Even after retiring in 2013, the 67-year-old still enjoys picking up part-time shifts to help students across the street.
“I like the interaction with the kids,” Cram told the WBZ I-Team.
During his time working with the school district, pension deductions were taken out of Cram’s paycheck for the crossing guard duties.
However, in 2012, the Brockton Retirement Board adopted the position that the crossing guard payments did not qualify as “regular compensation” under state law, and as a result, should not be factored into Cram and other employees’ pension amounts.
One of the affected custodians appealed the decision.
So when Cram retired the following year, the $13,391 taken out of his paychecks over the years remained in limbo. Same goes for the $595,133 socked away by about 120 other Brockton custodians who retired after 2012 or are still working.
More than four years later, little has changed.
“Pretty bad timing,” Cram said. “It’s frustrating because it’s our money we put in there.”
For Ellen Horsman, it’s already too late. Husband Dennis ran out of time, passing away on May 29.
The former custodian worked almost 40 years for the school district.
“He kept saying to me, ‘I’ll be gone before this is settled.’ And he is,” Ellen told the WBZ I-Team with tears in her eyes. “This is how you reward someone who gives his heart and soul into his job?”
The retirement case was held up at a little-known, but powerful, state agency called the Division of Administrative Law Appeals (DALA).
The agency makes critical decisions impacting everyday life in Massachusetts, hearing appeals from licensed professionals like doctors, nurses, and daycare operators who are contesting disciplinary measures by state boards.
A large chunk of DALA’s cases are local and state employees who disagree with pension calculations, just like the situation with the Brockton custodians.
The Brockton case lasted more than four years. Even after closing arguments were filed in May 2015, a magistrate didn’t issue a decision until July, days after the I-Team inquired about the case.
Chief Magistrate Ed McGrath said the timing was coincidental. Regardless, the head of the agency admitted it was far too long for families to wait for a decision.
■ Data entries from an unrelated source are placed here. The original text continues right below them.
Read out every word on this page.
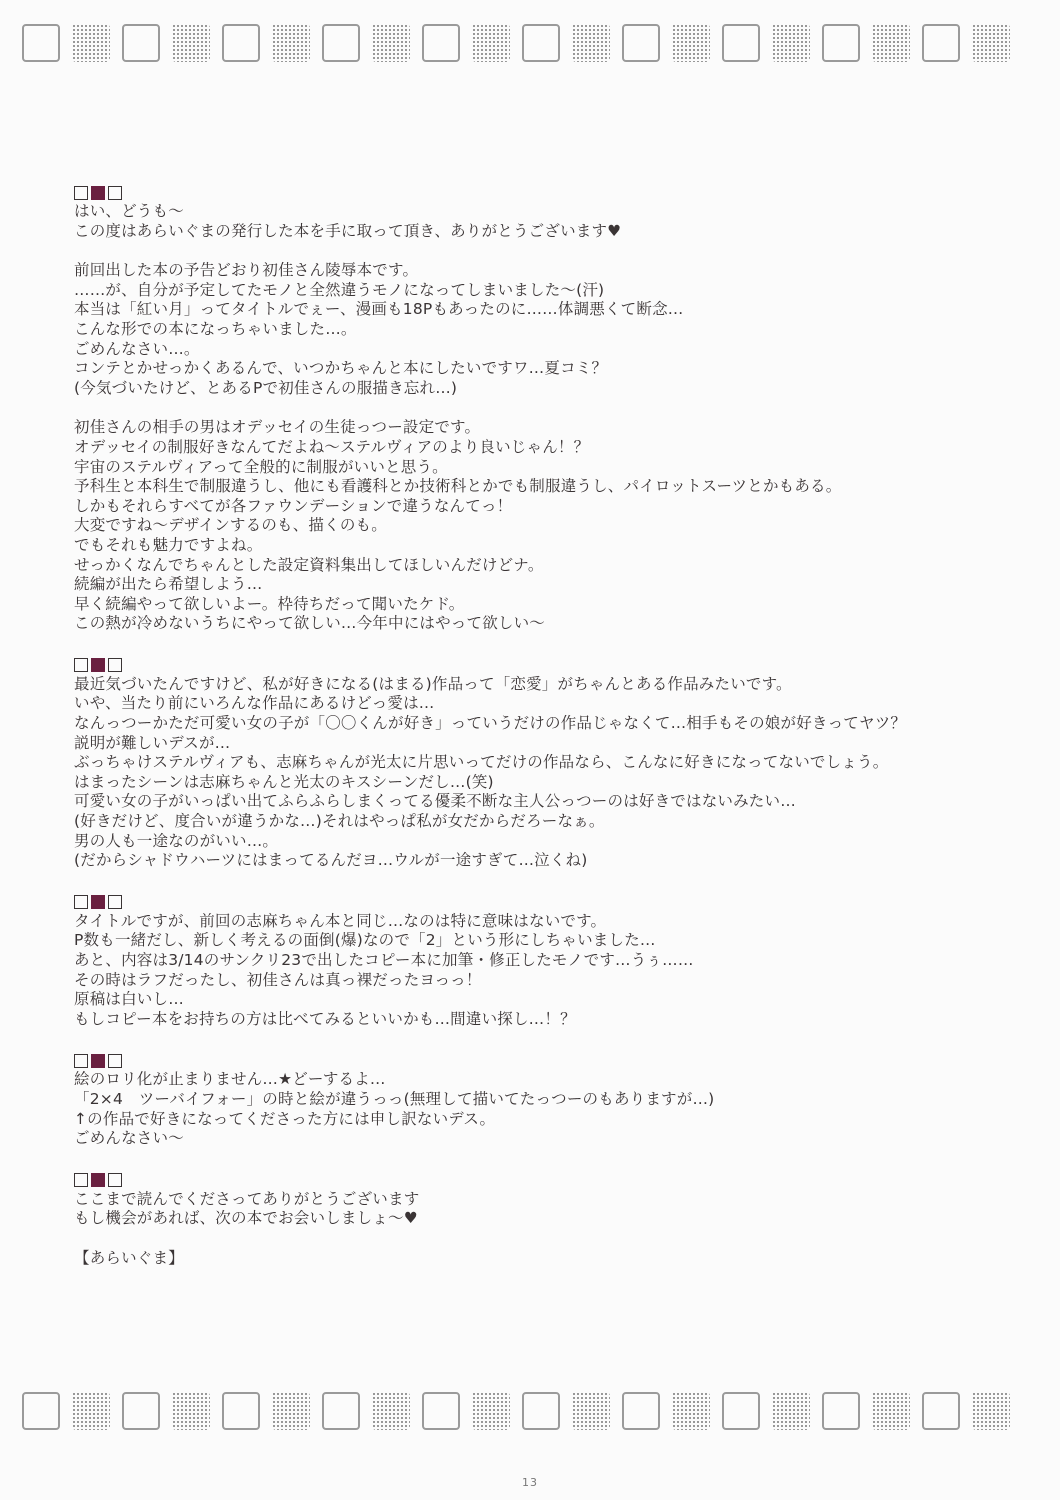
はい、どうも〜
この度はあらいぐまの発行した本を手に取って頂き、ありがとうございます♥
前回出した本の予告どおり初佳さん陵辱本です。
……が、自分が予定してたモノと全然違うモノになってしまいました〜(汗)
本当は「紅い月」ってタイトルでぇー、漫画も18Pもあったのに……体調悪くて断念…
こんな形での本になっちゃいました…。
ごめんなさい…。
コンテとかせっかくあるんで、いつかちゃんと本にしたいですワ…夏コミ？
(今気づいたけど、とあるPで初佳さんの服描き忘れ…)
初佳さんの相手の男はオデッセイの生徒っつー設定です。
オデッセイの制服好きなんてだよね〜ステルヴィアのより良いじゃん！？
宇宙のステルヴィアって全般的に制服がいいと思う。
予科生と本科生で制服違うし、他にも看護科とか技術科とかでも制服違うし、パイロットスーツとかもある。
しかもそれらすべてが各ファウンデーションで違うなんてっ！
大変ですね〜デザインするのも、描くのも。
でもそれも魅力ですよね。
せっかくなんでちゃんとした設定資料集出してほしいんだけどナ。
続編が出たら希望しよう…
早く続編やって欲しいよー。枠待ちだって聞いたケド。
この熱が冷めないうちにやって欲しい…今年中にはやって欲しい〜
最近気づいたんですけど、私が好きになる(はまる)作品って「恋愛」がちゃんとある作品みたいです。
いや、当たり前にいろんな作品にあるけどっ愛は…
なんっつーかただ可愛い女の子が「〇〇くんが好き」っていうだけの作品じゃなくて…相手もその娘が好きってヤツ？
説明が難しいデスが…
ぶっちゃけステルヴィアも、志麻ちゃんが光太に片思いってだけの作品なら、こんなに好きになってないでしょう。
はまったシーンは志麻ちゃんと光太のキスシーンだし…(笑)
可愛い女の子がいっぱい出てふらふらしまくってる優柔不断な主人公っつーのは好きではないみたい…
(好きだけど、度合いが違うかな…)それはやっぱ私が女だからだろーなぁ。
男の人も一途なのがいい…。
(だからシャドウハーツにはまってるんだヨ…ウルが一途すぎて…泣くね)
タイトルですが、前回の志麻ちゃん本と同じ…なのは特に意味はないです。
P数も一緒だし、新しく考えるの面倒(爆)なので「2」という形にしちゃいました…
あと、内容は3/14のサンクリ23で出したコピー本に加筆・修正したモノです…うぅ……
その時はラフだったし、初佳さんは真っ裸だったヨっっ！
原稿は白いし…
もしコピー本をお持ちの方は比べてみるといいかも…間違い探し…！？
絵のロリ化が止まりません…★どーするよ…
「2×4　ツーバイフォー」の時と絵が違うっっ(無理して描いてたっつーのもありますが…)
↑の作品で好きになってくださった方には申し訳ないデス。
ごめんなさい〜
ここまで読んでくださってありがとうございます
もし機会があれば、次の本でお会いしましょ〜♥
【あらいぐま】
13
“That kind of wait is not acceptable and we realize that,” McGrath said. “I think things have to improve and they will improve.”
An internal report obtained by the I-Team shows the Brockton case is far from an isolated incident.
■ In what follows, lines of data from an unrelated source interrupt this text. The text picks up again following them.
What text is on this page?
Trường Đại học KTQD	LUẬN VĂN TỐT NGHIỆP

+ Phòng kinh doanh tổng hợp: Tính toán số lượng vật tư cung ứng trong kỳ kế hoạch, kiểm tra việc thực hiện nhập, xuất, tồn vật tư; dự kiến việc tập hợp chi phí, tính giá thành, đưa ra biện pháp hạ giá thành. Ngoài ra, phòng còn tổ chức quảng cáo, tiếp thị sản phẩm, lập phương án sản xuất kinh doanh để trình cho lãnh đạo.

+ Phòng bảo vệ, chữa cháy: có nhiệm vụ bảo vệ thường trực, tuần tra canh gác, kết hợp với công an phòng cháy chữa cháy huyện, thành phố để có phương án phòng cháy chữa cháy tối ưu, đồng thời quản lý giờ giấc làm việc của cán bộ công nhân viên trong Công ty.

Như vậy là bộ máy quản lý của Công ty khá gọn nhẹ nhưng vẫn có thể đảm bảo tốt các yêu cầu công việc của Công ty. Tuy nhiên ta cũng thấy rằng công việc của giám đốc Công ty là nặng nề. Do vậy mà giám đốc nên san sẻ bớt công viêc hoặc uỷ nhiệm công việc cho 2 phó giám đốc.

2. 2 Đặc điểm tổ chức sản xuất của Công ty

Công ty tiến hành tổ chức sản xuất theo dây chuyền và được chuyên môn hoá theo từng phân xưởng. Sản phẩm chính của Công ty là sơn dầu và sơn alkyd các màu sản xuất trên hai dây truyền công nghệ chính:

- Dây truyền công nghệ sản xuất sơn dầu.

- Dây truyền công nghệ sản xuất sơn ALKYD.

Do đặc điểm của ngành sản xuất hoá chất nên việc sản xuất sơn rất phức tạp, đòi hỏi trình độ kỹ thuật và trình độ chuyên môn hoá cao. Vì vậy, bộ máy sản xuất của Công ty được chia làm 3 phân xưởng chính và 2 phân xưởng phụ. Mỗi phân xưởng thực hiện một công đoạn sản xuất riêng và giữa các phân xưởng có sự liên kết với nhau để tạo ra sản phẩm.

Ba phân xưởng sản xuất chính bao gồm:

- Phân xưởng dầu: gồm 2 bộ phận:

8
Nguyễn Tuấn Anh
Consultants with The Ripples Group identified delays as DALA’s main issue. According to the report, completed in April, 70% of petitioners disagree their cases were handles in a timely manner.
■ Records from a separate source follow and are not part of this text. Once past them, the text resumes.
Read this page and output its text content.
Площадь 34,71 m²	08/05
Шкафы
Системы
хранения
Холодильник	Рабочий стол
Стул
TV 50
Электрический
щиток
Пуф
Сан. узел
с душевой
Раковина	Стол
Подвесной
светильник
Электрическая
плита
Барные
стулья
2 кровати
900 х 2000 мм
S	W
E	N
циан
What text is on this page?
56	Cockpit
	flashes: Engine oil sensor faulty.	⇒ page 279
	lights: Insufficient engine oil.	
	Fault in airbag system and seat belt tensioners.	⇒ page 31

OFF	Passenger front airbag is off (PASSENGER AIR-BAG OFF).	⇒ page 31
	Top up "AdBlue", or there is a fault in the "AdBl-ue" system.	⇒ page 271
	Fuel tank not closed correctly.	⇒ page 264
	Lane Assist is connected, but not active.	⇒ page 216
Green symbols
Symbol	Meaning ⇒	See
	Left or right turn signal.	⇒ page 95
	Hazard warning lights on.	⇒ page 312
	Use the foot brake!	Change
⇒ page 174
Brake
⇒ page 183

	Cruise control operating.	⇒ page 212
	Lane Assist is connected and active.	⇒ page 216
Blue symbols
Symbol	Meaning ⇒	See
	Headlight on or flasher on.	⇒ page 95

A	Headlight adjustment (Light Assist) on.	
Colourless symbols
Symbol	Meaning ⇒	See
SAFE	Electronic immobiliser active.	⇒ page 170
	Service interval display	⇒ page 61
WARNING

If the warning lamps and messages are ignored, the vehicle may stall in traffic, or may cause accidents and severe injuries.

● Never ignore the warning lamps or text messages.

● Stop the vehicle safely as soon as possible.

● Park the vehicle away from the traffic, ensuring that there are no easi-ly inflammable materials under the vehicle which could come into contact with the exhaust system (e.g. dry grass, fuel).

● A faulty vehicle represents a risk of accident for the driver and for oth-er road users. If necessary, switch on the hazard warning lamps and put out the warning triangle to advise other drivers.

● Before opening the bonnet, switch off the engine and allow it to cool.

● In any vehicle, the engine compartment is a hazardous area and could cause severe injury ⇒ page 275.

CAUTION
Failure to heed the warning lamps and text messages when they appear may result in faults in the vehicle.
It is a problem stretching back to 2000, the year the agency started accumulating a massive backlog of cases.
Consultants recommended DALA spend $800,000 to temporarily hire magistrates for a two-year period to address the backlog dilemma. But McGrath said that idea is not in the budget forecast.
A new case-tracking system and other recent procedural changes are making a difference, he said. For the first time in 15 years, the agency closed more cases than it received in 2015.
“It’s going to take time. It’s going to take a long-term commitment, but we will make things better,” McGrath promised.
In the Brockton case, a DALA magistrate upheld the decision, ruling the crossing guard payments should not be calculated into pension amounts.
“Any retirement contributions withheld from traffic duty payments shall be refunded,” the ruling said.
The former custodian challenging the case is now pursuing one final legal appeal before the issue is resolved.
So, for now, Cram continues to wait for the $13,000 check to land in his mailbox.
“We’re on a fixed income,” he said. “There are a lot of things we could use the money for.”
Horsman said her late husband had wanted to take his three sons and seven grandchildren on a trip. Even if the money finally arrives, the grieving widow already feels robbed.
“It’s a shame he’s not going to have that chance to be with his family on the vacation of a lifetime,” she said while fighting back tears. “They stole that from us.”